Sistem Mekanisme dan Prosedur

  1. Pemohon melakukan upload seluruh berkas persyaratan pada web oss
  2. Seksi Pelayanan Kesehatan Primer melakukan verifikasi dokumen
  3. Dinas Kesehatan Kabupaten Sidoarjo menghubungi pemohon untuk melakukan verifikasi lapangan melalui kunjungan lapangan
  4. Dinas Kesehatan membuat BAP (Berita Acara Pemeriksaan) dari hasil verifikasi lapangan
  5. Pemohon melakukan perbaikan dari hasil BAP dan mengupload ulang perbaikan berkas pada web oss
  6. Dinas Kesehatan menerbitkan lampiran sertifikat standart dan Rekomendasi teknis izin klinik
  7. Dinas Kesehatan mengupload lampiran sertifikat standart dan melakukan verifikasi pada web oss
  8. Sertifikat Standart diverifikasi oleh DPMPTSP (Dinas Penanaman Modal Pelayanan Terpadu Satu Pintu)

Jangka Waktu Pelayanan

10 (sepuluh) hari sejak pelaku usaha menyampaikandokumen persyaratan secara lengkap dan sejak dilakukan kunjungan lapangan

Biaya / Tarif

Tidak ada biaya/tarif

Produk Pelayanan

Rekomendasi Teknis Izin Operasional Klinik

Penanganan pengaduan, saran dan masukan / apresiasi

  1. Pengaduan, saran dan masukan dapat disampaikan secara tertulis melalui surat yang ditujukan kepada :
    Dinas Kesehatan Kabupaten Sidoarjo
    Jl.
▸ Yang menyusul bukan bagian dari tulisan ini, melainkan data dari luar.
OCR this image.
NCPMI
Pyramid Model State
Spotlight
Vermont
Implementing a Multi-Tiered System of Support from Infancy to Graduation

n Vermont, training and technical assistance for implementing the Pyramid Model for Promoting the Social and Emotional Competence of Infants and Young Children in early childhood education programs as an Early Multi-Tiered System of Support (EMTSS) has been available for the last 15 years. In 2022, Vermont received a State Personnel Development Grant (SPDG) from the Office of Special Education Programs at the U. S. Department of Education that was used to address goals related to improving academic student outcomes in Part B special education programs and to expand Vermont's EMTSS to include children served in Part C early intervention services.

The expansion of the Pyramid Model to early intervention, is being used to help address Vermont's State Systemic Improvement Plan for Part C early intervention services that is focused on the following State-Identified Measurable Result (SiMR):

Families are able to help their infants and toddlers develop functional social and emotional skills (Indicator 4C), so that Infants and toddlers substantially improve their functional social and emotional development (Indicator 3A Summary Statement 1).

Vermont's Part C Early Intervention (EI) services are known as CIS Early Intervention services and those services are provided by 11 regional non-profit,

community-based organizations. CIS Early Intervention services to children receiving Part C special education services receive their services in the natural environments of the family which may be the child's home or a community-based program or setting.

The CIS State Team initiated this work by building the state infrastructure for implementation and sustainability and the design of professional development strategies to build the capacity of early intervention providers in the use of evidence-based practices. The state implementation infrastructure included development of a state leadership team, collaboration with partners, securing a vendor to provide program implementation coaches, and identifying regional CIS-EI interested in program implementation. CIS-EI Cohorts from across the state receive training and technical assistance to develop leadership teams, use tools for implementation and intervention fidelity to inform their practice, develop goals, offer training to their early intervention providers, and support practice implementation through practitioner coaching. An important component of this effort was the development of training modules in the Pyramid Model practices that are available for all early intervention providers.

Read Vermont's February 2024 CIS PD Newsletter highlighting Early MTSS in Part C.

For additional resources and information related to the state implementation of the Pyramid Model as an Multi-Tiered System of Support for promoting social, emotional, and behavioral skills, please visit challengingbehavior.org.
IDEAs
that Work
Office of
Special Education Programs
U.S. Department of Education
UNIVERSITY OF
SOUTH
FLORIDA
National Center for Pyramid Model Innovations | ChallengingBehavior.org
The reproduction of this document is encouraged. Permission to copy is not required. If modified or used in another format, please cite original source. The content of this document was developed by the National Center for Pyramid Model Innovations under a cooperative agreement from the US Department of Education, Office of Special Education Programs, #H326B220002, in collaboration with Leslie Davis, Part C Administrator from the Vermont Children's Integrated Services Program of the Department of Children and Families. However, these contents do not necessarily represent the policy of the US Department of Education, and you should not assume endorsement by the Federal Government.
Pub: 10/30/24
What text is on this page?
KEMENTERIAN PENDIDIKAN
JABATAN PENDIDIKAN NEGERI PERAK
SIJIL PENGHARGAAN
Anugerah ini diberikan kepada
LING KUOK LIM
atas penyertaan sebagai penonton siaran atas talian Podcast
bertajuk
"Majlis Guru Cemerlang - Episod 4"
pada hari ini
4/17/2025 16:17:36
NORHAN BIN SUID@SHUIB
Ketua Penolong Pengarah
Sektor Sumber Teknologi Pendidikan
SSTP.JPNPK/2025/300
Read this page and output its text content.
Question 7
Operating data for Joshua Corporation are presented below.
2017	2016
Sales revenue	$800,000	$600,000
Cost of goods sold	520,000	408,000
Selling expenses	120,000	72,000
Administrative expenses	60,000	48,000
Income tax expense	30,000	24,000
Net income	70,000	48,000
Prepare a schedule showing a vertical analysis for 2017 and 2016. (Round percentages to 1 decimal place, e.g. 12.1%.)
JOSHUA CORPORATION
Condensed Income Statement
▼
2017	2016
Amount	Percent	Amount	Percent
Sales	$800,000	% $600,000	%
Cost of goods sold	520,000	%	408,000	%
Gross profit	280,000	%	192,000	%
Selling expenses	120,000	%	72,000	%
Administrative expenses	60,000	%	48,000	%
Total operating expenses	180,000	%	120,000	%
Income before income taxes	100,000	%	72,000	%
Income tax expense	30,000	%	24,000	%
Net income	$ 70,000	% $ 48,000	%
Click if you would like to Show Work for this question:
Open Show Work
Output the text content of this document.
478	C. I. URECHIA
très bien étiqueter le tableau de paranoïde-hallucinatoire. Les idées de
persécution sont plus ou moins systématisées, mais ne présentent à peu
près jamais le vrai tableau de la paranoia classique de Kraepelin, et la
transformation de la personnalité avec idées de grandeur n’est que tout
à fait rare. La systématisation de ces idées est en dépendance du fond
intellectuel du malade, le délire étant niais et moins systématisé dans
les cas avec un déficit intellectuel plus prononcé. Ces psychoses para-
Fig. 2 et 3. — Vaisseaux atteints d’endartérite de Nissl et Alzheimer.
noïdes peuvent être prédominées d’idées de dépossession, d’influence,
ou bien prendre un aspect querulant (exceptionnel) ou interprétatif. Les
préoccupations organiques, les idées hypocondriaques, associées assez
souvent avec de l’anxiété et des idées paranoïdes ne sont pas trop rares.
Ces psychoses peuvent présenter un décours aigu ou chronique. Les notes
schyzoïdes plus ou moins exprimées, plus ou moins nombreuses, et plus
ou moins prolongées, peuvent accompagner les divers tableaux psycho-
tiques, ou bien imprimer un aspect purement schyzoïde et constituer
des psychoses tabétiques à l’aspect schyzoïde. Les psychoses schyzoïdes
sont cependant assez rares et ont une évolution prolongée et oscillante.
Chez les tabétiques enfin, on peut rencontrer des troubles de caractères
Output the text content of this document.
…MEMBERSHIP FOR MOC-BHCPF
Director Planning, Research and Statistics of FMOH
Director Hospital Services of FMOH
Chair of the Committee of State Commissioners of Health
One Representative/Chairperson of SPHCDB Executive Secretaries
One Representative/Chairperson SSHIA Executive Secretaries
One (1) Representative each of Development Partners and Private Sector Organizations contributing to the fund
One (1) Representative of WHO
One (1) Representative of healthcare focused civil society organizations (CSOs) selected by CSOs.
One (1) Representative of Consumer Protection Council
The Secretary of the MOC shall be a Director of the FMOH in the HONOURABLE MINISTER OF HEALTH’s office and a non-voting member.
Mayjen Sungkono No.46 Sidoarjo
  1. Menyampaikan pengaduan, saran dan masukan langsung melalui :
    • telepon : 031-8941051, 8968736
    • faksimile : 031-8941051
    • email : dinkes@sidoarjokab.go.id
    • kanal pengaduan SP4N-LAPOR :
      website www.lapor.go.id
      SMS melalui nomor 1708
      twitter @lapor1708
      aplikasi android/iOS : SP4N-LAPOR!